On 3/27/18, 4:00 PM, "Jeff Wartes" wrote:
I have a large 7.2 index with nested documents and many shards.
For each result (parent doc) in a query, I want to gather a
relevance-ranked subset of the child documents. It seemed like the subquery
transformer would be ideal:
https://lucene.apache.org/solr/guide/7_2/transforming-result-documents.html#TransformingResultDocuments-_subquery_
(the [child] transformer allows for a filter, but the results have an
effectively random sort)
So maybe something like this:
q=
fl=id,subquery:[subquery]
subquery.q=
subquery.fq={!cache=false} +{!terms f=_root_ v=$row.id}
This actually works fine, but there’s a lot more work going on than
necessary. Say we have X shards and get N documents back:
Query http requests = 1 top-level query + X distributed shard-requests
Subquery http requests = N rows + N * X distributed shard-requests
So with N=10 results and X=50 shards, that is: 1+50+10+500 = 561 http
requests through the cluster.
Some of that is unavoidable, of course, but it occurs to me that all the
child docs are indexed in the same shard (segment) that the parent doc is.

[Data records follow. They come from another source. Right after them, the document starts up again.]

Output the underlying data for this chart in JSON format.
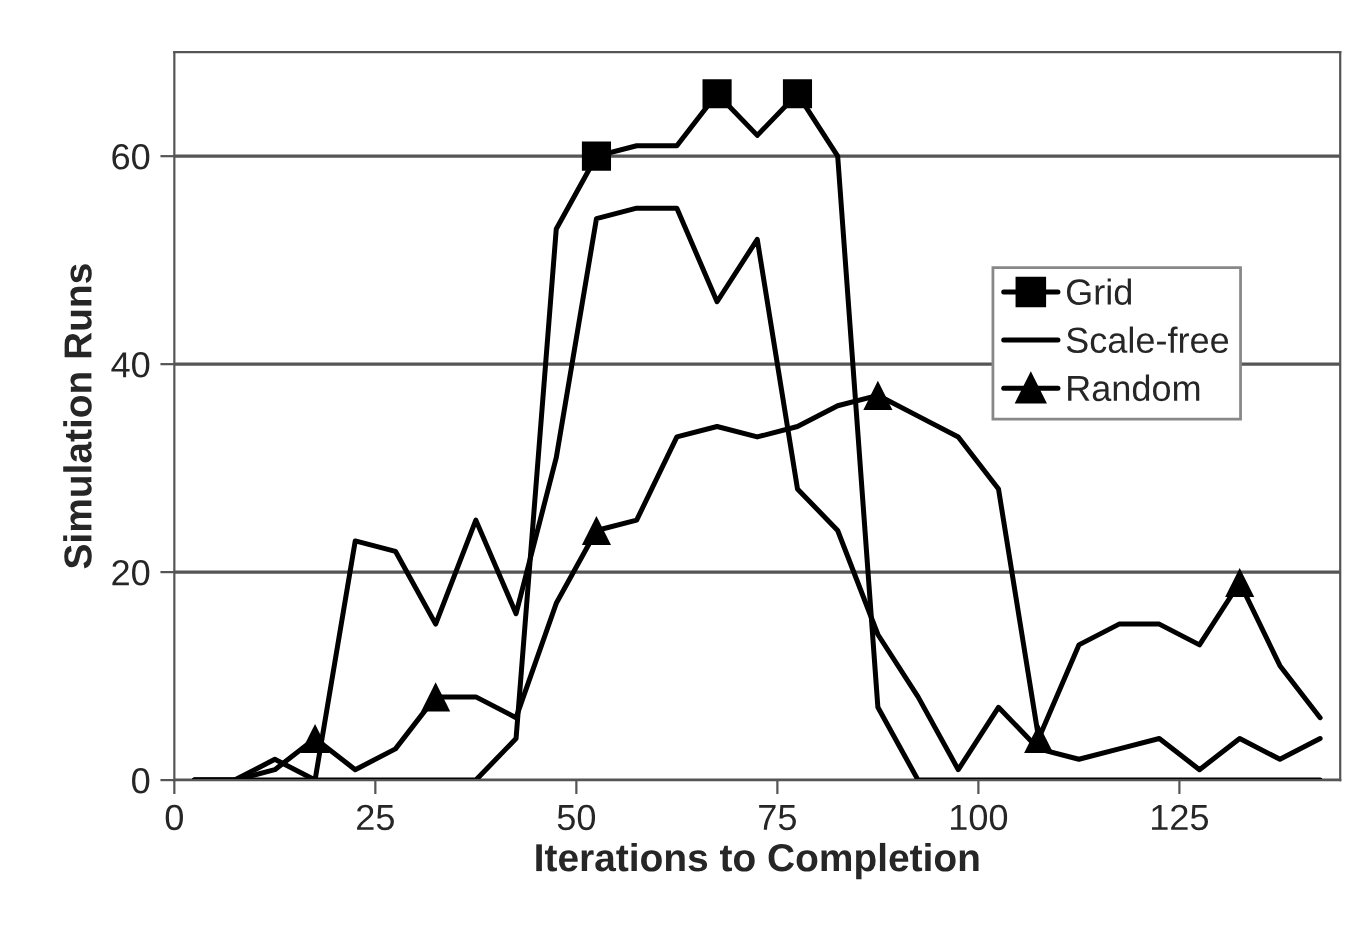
{
  "chart_data": {
    "type": "line",
    "xlabel": "Iterations to Completion",
    "ylabel": "Simulation Runs",
    "x": [
      2.5,
      7.5,
      12.5,
      17.5,
      22.5,
      27.5,
      32.5,
      37.5,
      42.5,
      47.5,
      52.5,
      57.5,
      62.5,
      67.5,
      72.5,
      77.5,
      82.5,
      87.5,
      92.5,
      97.5,
      102.5,
      107.5,
      112.5,
      117.5,
      122.5,
      127.5,
      132.5,
      137.5,
      142.5
    ],
    "series": [
      {
        "color": "#000000",
        "values": [
          0,
          0,
          0,
          0,
          0,
          0,
          0,
          0,
          4,
          53,
          60,
          61,
          61,
          66,
          62,
          66,
          60,
          7,
          0,
          0,
          0,
          0,
          0,
          0,
          0,
          0,
          0,
          0,
          0
        ]
      },
      {
        "type": "scatter",
        "name": "Grid",
        "color": "#000000",
        "marker": "square",
        "x": [
          52.5,
          67.5,
          77.5
        ],
        "values": [
          60,
          66,
          66
        ]
      },
      {
        "name": "Scale-free",
        "color": "#000000",
        "values": [
          0,
          0,
          2,
          0,
          23,
          22,
          15,
          25,
          16,
          31,
          54,
          55,
          55,
          46,
          52,
          28,
          24,
          14,
          8,
          1,
          7,
          3,
          2,
          3,
          4,
          1,
          4,
          2,
          4
        ]
      },
      {
        "color": "#000000",
        "values": [
          0,
          0,
          1,
          4,
          1,
          3,
          8,
          8,
          6,
          17,
          24,
          25,
          33,
          34,
          33,
          34,
          36,
          37,
          35,
          33,
          28,
          4,
          13,
          15,
          15,
          13,
          19,
          11,
          6
        ]
      },
      {
        "type": "scatter",
        "name": "Random",
        "color": "#000000",
        "marker": "triangle",
        "x": [
          17.5,
          32.5,
          52.5,
          87.5,
          107.5,
          132.5
        ],
        "values": [
          4,
          8,
          24,
          37,
          4,
          19
        ]
      }
    ],
    "xlim": [
      0,
      145
    ],
    "xticks": [
      0,
      25,
      50,
      75,
      100,
      125
    ],
    "ylim": [
      0,
      70
    ],
    "yticks": [
      0,
      20,
      40,
      60
    ],
    "grid": "y",
    "legend": "right",
    "line_style": "solid"
  }
}
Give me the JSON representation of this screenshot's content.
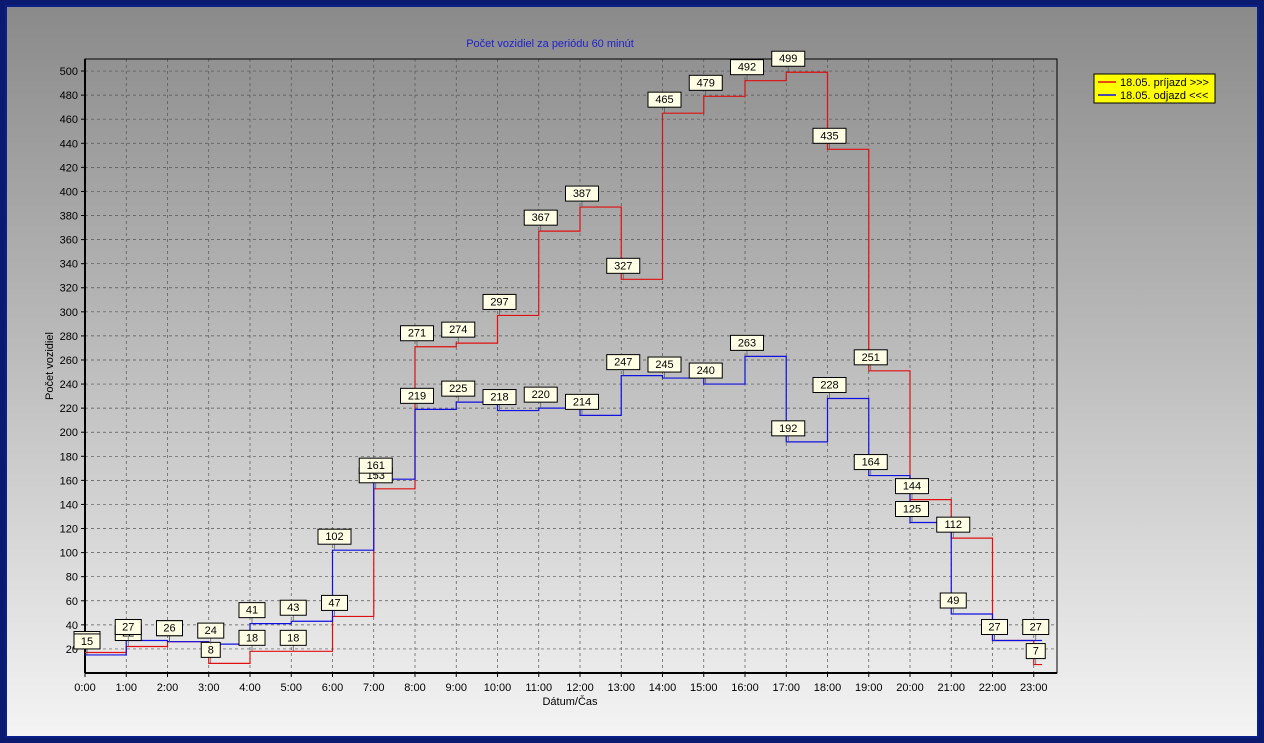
{
  "chart_data": {
    "type": "line",
    "step": true,
    "title": "Počet vozidiel za periódu 60 minút",
    "xlabel": "Dátum/Čas",
    "ylabel": "Počet vozidiel",
    "x": [
      "0:00",
      "1:00",
      "2:00",
      "3:00",
      "4:00",
      "5:00",
      "6:00",
      "7:00",
      "8:00",
      "9:00",
      "10:00",
      "11:00",
      "12:00",
      "13:00",
      "14:00",
      "15:00",
      "16:00",
      "17:00",
      "18:00",
      "19:00",
      "20:00",
      "21:00",
      "22:00",
      "23:00"
    ],
    "ylim": [
      0,
      510
    ],
    "yticks": [
      20,
      40,
      60,
      80,
      100,
      120,
      140,
      160,
      180,
      200,
      220,
      240,
      260,
      280,
      300,
      320,
      340,
      360,
      380,
      400,
      420,
      440,
      460,
      480,
      500
    ],
    "grid": true,
    "legend_position": "top-right",
    "series": [
      {
        "name": "18.05.  príjazd >>>",
        "color": "#e01010",
        "values": [
          17,
          22,
          26,
          8,
          18,
          18,
          47,
          153,
          271,
          274,
          297,
          367,
          387,
          327,
          465,
          479,
          492,
          499,
          435,
          251,
          144,
          112,
          27,
          7
        ]
      },
      {
        "name": "18.05.  odjazd <<<",
        "color": "#1010e0",
        "values": [
          15,
          27,
          26,
          24,
          41,
          43,
          102,
          161,
          219,
          225,
          218,
          220,
          214,
          247,
          245,
          240,
          263,
          192,
          228,
          164,
          125,
          49,
          27,
          27
        ]
      }
    ]
  }
}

Meaning that if you know the parent doc id, (and I do) you can use the document
routing to know exactly which shard to send the subquery request to. This would
save 490 of the http requests in the scenario above.
Is there any form of query that allows for explicitly following the
document routing rules for a given document ID?
I’m aware of the “distrib=false” and “shards=foo” parameters, but using
those would require me to recreate the document routing in the client.
There’s also the “fl=[shard]” thing, but that would still require me to
handle the subqueries in the client.